半导体超晶格二维电子气材料的辐照效应研究

In weapon and space-based applications, two dimensional electron gas materials based on semiconductor superlattice are exposed in fluxes of neutrons and gamma rays, which result in defect generation and aggregation, and ultimately deteriorate the electric properties. It is thus of critical importance to enhance the electrical properties and radiation tolerance of electronic materials to ensure the electronic systems functioning properly under radiation environment. In this study, the role of charge transfer in radiation process will be considered and ab initio molecular dynamics method will be employed to study the radiation effects of Si-Ge, GaAs-AlGaA and GaAs-AlAs. The micro-mechanism for radiation damage will be revealed with ab initio accuracy, and the influences of radiation defects on the carrier concentration and mobility will be predicted, aiming at building models predicative of semiconductor superlattice with superior electric properties and radiation resistance. Based on theoretical predictions, experimental studies will be carried out to investigate the response of Si-Ge, GaAs-AlGaA and GaAs-AlAs to neutron and γ irradiaiton, in order to obtain the relationship between defect distribution and electric performance. The synergetic theoretical and experimental studies will help to modify and improve the theoretical models, and to characterize the electric properties and radiation resistance appropriately. The research results will benefit for improving the electric properties and radiation tolerance of electronic materials and for designing novel materials sustainable and durable for harsh environment applications. The proposed work is not only of great scientific importance, but also has great impacts on engineering application.

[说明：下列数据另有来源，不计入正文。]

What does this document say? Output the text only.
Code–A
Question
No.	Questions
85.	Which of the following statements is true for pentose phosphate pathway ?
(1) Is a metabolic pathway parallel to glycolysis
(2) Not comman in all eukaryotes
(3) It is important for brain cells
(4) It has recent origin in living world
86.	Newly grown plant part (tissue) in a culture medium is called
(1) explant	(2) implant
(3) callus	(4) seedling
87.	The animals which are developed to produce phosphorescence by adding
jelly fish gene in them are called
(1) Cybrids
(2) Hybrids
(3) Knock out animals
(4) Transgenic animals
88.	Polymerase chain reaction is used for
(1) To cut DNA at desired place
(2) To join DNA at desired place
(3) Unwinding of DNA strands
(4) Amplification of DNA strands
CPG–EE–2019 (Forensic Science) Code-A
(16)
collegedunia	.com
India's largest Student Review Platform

半导体超晶格二维电子气材料在武器及航天航空等领域中应用时会暴露在中子、γ等强辐射环境中，导致大量缺陷产生和聚集而使得材料的电学性能退化。如何增强其电学和抗辐照性能，对确保电子器件在辐射环境中正常有效地工作至关重要。本项目拟考虑电荷转移在辐照过程中的作用，采用从头算分子动力学方法模拟Si-Ge, GaAs-AlGaAs和GaAs-AlAs的辐射效应，以第一性原理的精度揭示辐射损伤机制，预测辐照缺陷对载流子浓度和迁移率的影响，提出半导体超晶格材料高载流子迁移率和耐强辐射的理论模型。根据理论预测结果，通过实验研究这些材料在中子和γ辐照下的缺陷分布与电学性能的内在联系，修正和完善理论模型，并结合理论模拟和实验研究结果提出表征材料电学和抗辐照性能的方法。其研究结果将有利于提高电子材料的电学和抗辐照性能，可为新型电子材料的研发提供理论和实验支撑，具有重要的学术研究价值和工程应用参考价值。

半导体超晶格二维电子气材料已广泛应用于航空航天、高能物理及核相关领域的高科技应用。在辐照环境下缺陷的产生、聚集和积累可能会使材料电学性能退化甚至导致器件永久失效。如何增强其电学和抗辐照性能，对确保电子器件在辐射环境中正常有效地工作是十分关键的。在本基金资助下，本项目主要研究半导体超晶格二维电子气材料的辐照效应。主要取得的研究成果如下：（1）通过研究Si/Ge、GaAs/AlAs和GaAs/AlGaAs半导体超晶格材料在辐照前后微观结构和电学性质的变化，我们发现半导体材料成分及堆垛层数、取代元素的浓度、产生缺陷的类型等都会影响二维电子气形成及载流子浓度和迁移率。另外，通过研究不同堆垛层数的半导体超晶格材料的能带结构、电子有效质量浓度和迁移率、不同元素的位移阈能、产生缺陷的类型数量和形成能、损伤态电子有效质量浓度和迁移率，可以评估材料的电学和耐辐照性能。（2）通过研究三种半导体超晶格材料在辐照前后缺陷的类型、浓度和分布，我们发现在大部分情况下，辐照产生的空位、间隙、反位、弗伦克尔对等缺陷会导致电学性能下降，但GaAs/AlGaAs超晶格中各种类型反位缺陷反而提升电子迁移率。研究结果揭示了辐照损伤过程的物理机制，获得了半导体超晶格材料耐辐照性能的规律，对工程应有具有重要的价值。